Why should we be the unlucky ones, whose child turns out to be a sociopath, or has a severe developmental disability*, or harms themselves or others, or dies young? Yes, all of these things are possible. Yet when I look at my friends and family, I see that, by and large, those of them who are parents have been very fortunate.
(*Don’t get me wrong, please, I’ve taken courses in disability studies, read the literature, etc., and I don’t think that a disability in and of itself is a misfortune.
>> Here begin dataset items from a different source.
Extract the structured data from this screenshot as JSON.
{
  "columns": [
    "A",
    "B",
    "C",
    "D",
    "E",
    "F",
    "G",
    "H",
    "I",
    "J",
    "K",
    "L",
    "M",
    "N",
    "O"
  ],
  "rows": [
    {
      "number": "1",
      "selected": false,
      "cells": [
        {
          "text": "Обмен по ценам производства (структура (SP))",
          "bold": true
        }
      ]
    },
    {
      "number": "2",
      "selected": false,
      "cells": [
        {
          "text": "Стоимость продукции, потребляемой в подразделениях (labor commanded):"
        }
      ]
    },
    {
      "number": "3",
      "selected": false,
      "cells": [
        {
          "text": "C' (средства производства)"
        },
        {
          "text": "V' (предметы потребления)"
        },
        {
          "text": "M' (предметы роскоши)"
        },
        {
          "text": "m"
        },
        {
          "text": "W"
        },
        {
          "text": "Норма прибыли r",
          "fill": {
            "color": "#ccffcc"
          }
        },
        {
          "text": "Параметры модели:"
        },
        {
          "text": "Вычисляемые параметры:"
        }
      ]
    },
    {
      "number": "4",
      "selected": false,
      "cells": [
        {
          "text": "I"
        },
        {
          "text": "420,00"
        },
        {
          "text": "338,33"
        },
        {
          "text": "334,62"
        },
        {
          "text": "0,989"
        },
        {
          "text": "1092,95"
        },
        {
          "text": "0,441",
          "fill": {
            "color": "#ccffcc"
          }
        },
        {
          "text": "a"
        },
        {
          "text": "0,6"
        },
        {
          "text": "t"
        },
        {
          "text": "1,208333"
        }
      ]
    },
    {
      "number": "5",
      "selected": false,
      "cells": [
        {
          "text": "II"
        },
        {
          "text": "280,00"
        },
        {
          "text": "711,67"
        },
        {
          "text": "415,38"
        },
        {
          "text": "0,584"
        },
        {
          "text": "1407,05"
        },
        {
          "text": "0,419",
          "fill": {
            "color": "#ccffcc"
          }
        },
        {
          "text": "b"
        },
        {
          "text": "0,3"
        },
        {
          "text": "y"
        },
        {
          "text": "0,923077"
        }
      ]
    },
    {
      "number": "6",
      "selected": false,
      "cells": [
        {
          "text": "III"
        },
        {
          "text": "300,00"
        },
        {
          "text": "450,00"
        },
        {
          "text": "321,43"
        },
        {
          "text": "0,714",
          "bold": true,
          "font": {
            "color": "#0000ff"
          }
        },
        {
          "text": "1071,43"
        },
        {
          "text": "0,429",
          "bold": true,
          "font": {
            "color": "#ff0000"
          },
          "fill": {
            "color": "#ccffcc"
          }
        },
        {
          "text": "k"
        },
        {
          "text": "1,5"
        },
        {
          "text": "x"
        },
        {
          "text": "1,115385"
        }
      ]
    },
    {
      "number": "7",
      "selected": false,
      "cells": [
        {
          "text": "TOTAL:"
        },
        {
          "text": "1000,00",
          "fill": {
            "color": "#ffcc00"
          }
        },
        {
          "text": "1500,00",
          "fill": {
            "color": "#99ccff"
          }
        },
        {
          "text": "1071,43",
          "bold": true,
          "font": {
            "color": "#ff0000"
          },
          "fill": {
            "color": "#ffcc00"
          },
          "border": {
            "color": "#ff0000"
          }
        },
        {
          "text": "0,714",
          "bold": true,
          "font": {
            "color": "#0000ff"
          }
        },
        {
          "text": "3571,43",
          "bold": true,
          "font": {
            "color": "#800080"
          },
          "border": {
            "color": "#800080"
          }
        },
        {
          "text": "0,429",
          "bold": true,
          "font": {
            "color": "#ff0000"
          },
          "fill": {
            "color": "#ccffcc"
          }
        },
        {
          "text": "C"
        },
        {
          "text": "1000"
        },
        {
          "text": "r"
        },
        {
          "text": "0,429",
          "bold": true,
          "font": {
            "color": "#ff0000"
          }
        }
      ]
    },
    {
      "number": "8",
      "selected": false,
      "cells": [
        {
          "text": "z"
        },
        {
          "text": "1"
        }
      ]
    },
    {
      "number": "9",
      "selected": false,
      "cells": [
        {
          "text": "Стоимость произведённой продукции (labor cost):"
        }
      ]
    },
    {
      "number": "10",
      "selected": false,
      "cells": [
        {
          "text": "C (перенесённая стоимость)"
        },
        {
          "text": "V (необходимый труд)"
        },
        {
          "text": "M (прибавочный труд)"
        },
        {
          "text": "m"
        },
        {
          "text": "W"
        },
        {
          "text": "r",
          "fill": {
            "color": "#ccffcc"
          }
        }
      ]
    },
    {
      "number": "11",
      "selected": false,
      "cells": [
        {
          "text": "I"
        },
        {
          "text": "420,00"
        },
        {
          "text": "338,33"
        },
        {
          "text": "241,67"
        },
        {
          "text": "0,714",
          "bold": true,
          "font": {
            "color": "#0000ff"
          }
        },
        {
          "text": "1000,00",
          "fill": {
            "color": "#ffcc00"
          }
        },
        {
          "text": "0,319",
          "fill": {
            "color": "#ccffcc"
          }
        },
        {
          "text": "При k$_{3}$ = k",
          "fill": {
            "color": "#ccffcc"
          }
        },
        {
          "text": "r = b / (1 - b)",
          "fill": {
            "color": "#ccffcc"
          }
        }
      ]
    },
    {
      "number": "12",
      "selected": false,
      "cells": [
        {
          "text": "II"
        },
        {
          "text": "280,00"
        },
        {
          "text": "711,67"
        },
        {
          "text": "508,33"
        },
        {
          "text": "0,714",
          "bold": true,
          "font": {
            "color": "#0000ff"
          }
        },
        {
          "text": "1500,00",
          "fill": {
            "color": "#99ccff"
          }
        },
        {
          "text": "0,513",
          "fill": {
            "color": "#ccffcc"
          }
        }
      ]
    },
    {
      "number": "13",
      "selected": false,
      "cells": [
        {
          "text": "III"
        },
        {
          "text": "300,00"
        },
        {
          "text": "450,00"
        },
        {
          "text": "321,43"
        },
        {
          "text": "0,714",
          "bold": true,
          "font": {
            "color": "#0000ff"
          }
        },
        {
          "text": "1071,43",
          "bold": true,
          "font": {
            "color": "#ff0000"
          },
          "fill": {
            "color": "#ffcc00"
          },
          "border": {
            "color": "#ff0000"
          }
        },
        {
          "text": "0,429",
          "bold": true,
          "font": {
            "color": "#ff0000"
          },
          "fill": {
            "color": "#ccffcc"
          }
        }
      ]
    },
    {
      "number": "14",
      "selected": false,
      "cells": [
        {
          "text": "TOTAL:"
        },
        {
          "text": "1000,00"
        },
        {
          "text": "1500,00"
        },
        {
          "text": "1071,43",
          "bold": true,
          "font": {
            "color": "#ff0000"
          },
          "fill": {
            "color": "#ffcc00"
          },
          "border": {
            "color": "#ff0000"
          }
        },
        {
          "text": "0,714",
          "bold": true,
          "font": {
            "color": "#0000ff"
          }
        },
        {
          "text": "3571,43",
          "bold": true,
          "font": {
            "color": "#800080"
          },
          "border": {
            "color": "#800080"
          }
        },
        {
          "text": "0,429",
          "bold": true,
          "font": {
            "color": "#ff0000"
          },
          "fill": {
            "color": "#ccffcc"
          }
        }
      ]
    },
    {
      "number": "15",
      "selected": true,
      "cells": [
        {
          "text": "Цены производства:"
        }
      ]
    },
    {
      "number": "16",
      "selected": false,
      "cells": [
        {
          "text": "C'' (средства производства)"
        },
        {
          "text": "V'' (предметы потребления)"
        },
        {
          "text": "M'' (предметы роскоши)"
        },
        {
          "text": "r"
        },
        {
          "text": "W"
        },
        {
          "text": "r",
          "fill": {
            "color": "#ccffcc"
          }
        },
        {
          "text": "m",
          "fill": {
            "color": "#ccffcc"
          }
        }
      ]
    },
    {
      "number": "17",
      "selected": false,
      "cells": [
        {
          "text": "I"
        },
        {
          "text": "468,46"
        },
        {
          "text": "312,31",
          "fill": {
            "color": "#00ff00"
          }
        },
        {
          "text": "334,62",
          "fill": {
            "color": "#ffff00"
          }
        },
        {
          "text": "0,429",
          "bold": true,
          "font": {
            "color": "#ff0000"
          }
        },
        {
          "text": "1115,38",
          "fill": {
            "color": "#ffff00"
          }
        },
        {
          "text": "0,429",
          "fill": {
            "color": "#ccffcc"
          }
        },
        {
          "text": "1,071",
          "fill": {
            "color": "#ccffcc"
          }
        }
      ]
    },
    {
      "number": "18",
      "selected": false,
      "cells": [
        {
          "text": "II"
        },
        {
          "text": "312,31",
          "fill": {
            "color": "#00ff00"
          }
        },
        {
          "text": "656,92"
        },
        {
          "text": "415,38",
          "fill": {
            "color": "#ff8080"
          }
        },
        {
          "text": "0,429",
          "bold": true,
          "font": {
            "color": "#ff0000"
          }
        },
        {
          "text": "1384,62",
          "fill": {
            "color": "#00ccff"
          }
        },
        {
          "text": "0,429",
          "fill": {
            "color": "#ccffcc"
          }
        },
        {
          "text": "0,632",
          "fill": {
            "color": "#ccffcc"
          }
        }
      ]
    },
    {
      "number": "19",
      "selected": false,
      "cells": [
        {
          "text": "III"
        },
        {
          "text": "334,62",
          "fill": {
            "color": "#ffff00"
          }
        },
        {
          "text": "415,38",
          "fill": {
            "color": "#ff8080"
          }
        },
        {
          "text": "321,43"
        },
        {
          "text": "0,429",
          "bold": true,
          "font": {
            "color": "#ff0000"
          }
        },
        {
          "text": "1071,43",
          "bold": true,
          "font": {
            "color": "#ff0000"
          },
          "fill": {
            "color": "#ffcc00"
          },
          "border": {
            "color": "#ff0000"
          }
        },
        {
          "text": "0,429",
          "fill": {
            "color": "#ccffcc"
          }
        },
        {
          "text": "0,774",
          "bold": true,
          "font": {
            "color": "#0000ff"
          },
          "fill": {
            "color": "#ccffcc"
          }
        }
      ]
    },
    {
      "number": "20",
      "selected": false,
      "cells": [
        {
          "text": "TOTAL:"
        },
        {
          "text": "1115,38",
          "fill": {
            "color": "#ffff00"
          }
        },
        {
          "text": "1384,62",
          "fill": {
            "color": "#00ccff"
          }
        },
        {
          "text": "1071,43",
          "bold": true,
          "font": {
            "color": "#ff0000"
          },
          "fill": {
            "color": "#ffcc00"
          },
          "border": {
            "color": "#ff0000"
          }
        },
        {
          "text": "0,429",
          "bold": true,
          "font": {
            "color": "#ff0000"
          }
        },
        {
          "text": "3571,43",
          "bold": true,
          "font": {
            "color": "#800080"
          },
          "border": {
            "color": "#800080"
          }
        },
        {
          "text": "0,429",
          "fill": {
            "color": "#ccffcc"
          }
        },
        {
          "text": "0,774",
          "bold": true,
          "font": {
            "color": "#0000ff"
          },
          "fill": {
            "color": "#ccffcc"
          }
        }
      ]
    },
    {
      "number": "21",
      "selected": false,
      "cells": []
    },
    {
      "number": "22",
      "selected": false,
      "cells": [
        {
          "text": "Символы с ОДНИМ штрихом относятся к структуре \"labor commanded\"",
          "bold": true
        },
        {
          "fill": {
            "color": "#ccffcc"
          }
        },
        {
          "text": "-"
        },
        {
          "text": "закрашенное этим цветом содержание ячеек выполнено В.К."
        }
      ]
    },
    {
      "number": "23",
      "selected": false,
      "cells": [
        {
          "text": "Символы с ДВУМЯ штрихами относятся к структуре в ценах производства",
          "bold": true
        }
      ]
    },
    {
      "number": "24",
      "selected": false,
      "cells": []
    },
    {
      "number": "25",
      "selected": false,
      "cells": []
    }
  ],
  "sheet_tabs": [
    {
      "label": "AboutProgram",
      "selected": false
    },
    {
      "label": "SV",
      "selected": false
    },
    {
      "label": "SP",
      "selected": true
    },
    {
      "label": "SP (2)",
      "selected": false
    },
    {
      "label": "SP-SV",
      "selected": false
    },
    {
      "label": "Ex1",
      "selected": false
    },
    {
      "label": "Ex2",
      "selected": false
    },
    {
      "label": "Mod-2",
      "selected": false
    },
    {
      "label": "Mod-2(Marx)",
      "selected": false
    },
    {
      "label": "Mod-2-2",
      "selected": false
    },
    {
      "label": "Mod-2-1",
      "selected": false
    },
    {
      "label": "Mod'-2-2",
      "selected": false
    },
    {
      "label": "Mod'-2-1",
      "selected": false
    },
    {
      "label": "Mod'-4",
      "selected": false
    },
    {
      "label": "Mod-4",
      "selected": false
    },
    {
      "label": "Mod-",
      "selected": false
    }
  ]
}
But, because of the way our society is structured, life can be very hard both for a child with a disability and for their parents, and doubly hard for that child when they become an adult. Few people would intentionally wish for this. And, developmental disabilities can make learning and communication challenging. Like most parents, my desire is to have a child with whom I can communicate fully and who is able to learn about the world and experience it in a way that is similar to how I learn and experience my surroundings.)
We aren’t that different from all these other people around us, really. We have pretty good genes. Our own childhoods were not too terrible – mine was fantastic, for the most part, really. We think we have what it takes to be decent parents, or at least not to mess up our kids in a major way. It is true that we’ve had, and continue to have, a lot of obstacles in life, but a lot of things have also gone ‘right’ for us (whatever that means, really), and perhaps this part of life is also something that will go right.
Well, now that I’ve put this out there, I feel like we sort of have no choice but to go through with our plan – or at least try to 🙂 I probably won’t write about it much again, unless I have something tangible to report either way. Time will tell. For now, life goes on largely as before, with hopes and dreams that, like waves, crash and rise up again.